Eine Zigarette, groß wie der Kölner Dom
Frau Hohlfeld ist neugierig
Ein möblierter Herr liest Descartes

Am nächsten Morgen kam Fabian müde ins Büro. Außerdem hatte er
einen Kater. Fischer, der Kollege, begann die Arbeit damit, daß er
zunächst frühstückte.
"Wo nehmen Sie bloß den permanenten Hunger her?" fragte Fabian.
"Sie verdienen weniger als ich. Sie sind verheiratet. Sie haben ein
Sparkonto. Und dabei essen Sie derart viel, daß ich davon mit satt
werde."
Fischer kaute hinter. "Das hegt bei uns in der Familie", erklärte er.
"Wir Fischers sind dafür berühmt."
"Man sollte Ihrer Familie ein Denkmal bauen", sagte Fabian ergriffen.
Fischer rutschte unruhig auf dem Stuhl umher. "Bevor ich's vergesse,
Kunze hat eine Inseratensene gezeichnet, zu der wir gereimte Zweizeiler
liefern sollen. Das liegt Ihnen sicher."
"Ihr Zutrauen ehrt mich", sagte Fabian, "aber ich habe noch mit den
Schlagzeilen für die fotomontierten Plakate zu tun. Dichten Sie inzwischen
ruhig drauflos. Denn was nützt Ihnen und Ihrer werten Familie das
Frühstücken, wenn sich's nicht reimt?" Er sah durchs Fenster, zur
Zigarettenfabrik hinüber, und gähnte. Der Himmel war grau wie der Asphalt
auf den Radrennbahnen. Fischer ging auf und ab, gab Falten lebhaften
Unwillens zum besten und fing Reimwörter.
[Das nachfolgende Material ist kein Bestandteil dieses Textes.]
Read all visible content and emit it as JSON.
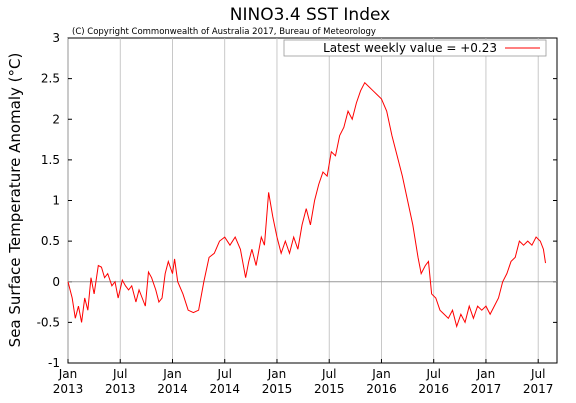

Fabian rollte ein Plakat auf, befestigte es mit Reißzwecken an
der Wand, stellte sich in die entlegenste Zimmerecke und starrte das Plakat
an, das mit einer Fotografie des Kölner Domes und einer vom Plakathersteller
daneben errichteten, dem Dom an Größe nichts nachgebenden Zigarette
bedeckt war. Er notierte: "Nichts geht über ... So groß ist ...
Turmhoch über allen ... Völlig unerreichbar." Er tat seine Pflicht, obwohl
er nicht einsah, wozu.
Fischer fand keinen Reim und keine Ruhe. Er fing eine Unterhaltung an.
"Bertuch erzählt, es stünden wieder Kündigungen bevor."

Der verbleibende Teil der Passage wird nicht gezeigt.